When a solution is submitted, we use axe-core to run an automated audit of your code.

This picks out common accessibility issues like not using semantic HTML and not having proper heading hierarchies, among others.

This automated audit is fairly surface level, so we encourage to you review the project and code in more detail with accessibility best practices in mind.

How does the CSS report work?

When a solution is submitted, we use stylelint to run an automated check on the CSS code.

We've added some of our own linting rules based on recommended best practices. These rules are prefixed with frontend-mentor/ which you'll see at the top of each issue in the report.

The report will audit all CSS, SCSS and Less files in your repository.

How does the HTML validation report work?

When a solution is submitted, we use html-validate to run an automated check on the HTML code.

The report picks out common HTML issues such as not using headings within section elements and incorrect nesting of elements, among others.

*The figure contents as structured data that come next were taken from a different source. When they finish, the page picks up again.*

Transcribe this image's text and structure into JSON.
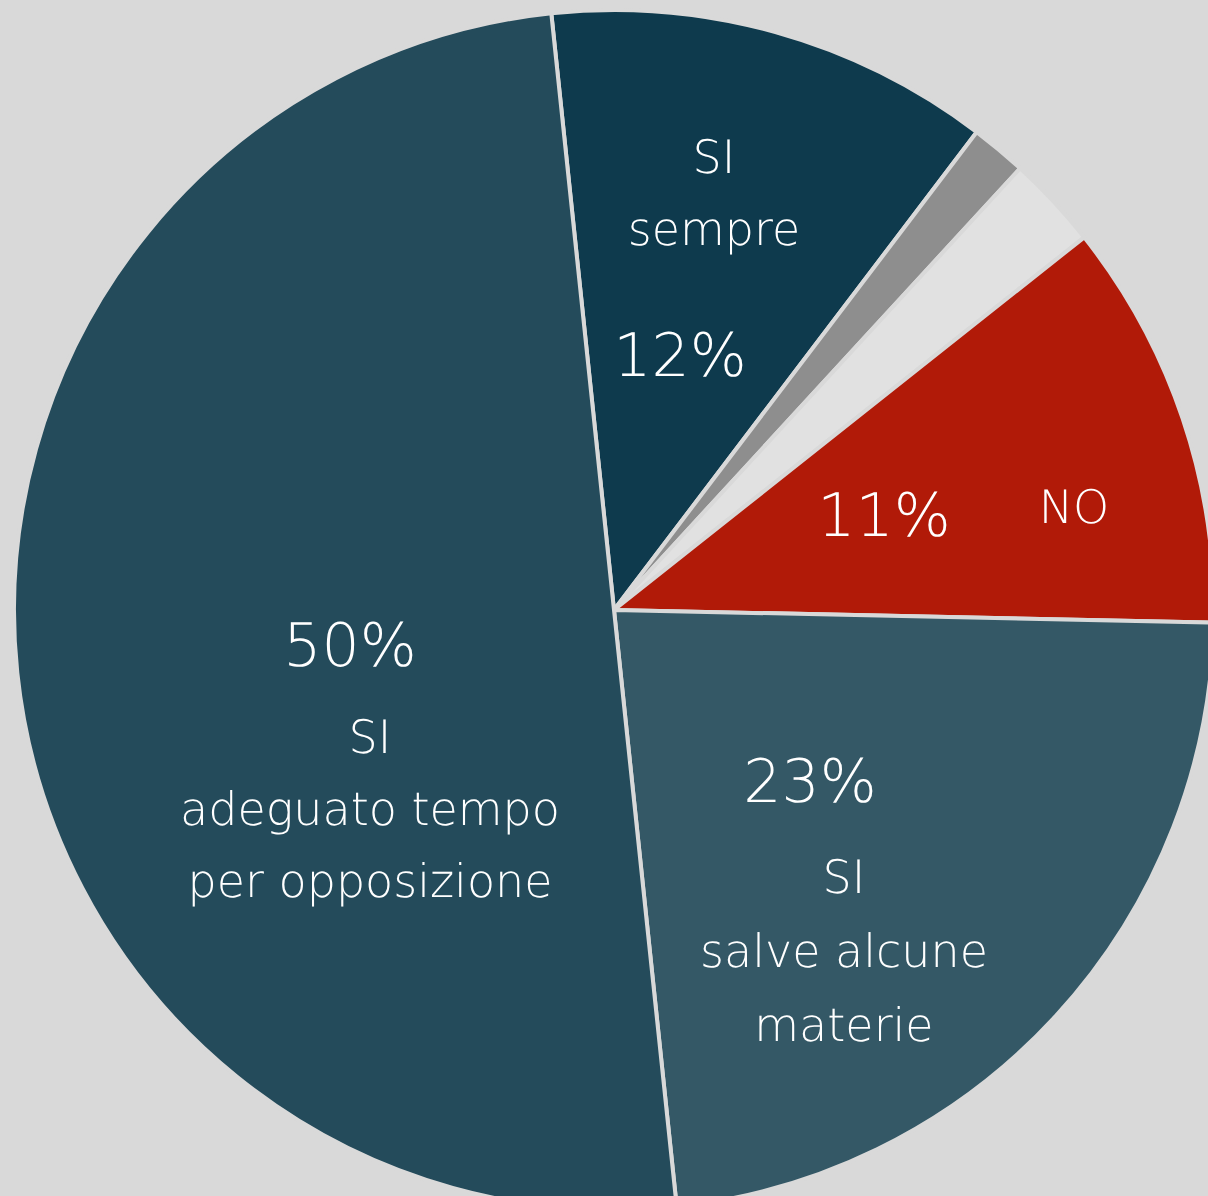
{
  "chart_data": {
    "type": "pie",
    "categories": [
      "SI\nsempre",
      null,
      null,
      "NO",
      "SI\nsalve alcune\nmaterie",
      "SI\nadeguato tempo\nper opposizione"
    ],
    "values": [
      12,
      1.5,
      2.5,
      11,
      23,
      50
    ],
    "value_labels": [
      "12%",
      null,
      null,
      "11%",
      "23%",
      "50%"
    ],
    "colors": [
      "#0e3a4d",
      "#8e8e8e",
      "#e1e1e1",
      "#b11a08",
      "#345866",
      "#244b5b"
    ],
    "legend": false
  }
}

Note that the report can pick up “invalid” attributes, which some frameworks automatically add to the HTML. These attributes are crucial for how the frameworks function, although they’re technically not valid HTML. As such, some projects can show up with many HTML validation errors, which are benign and are a necessary part of the framework.

How does the JavaScript validation report work?

When a solution is submitted, we use eslint to run an automated check on the JavaScript code.

The report picks out common JavaScript issues such as not using semicolons and using var instead of let or const, among others.

The report will audit all JS and JSX files in your repository. We currently do not support Typescript or other frontend frameworks.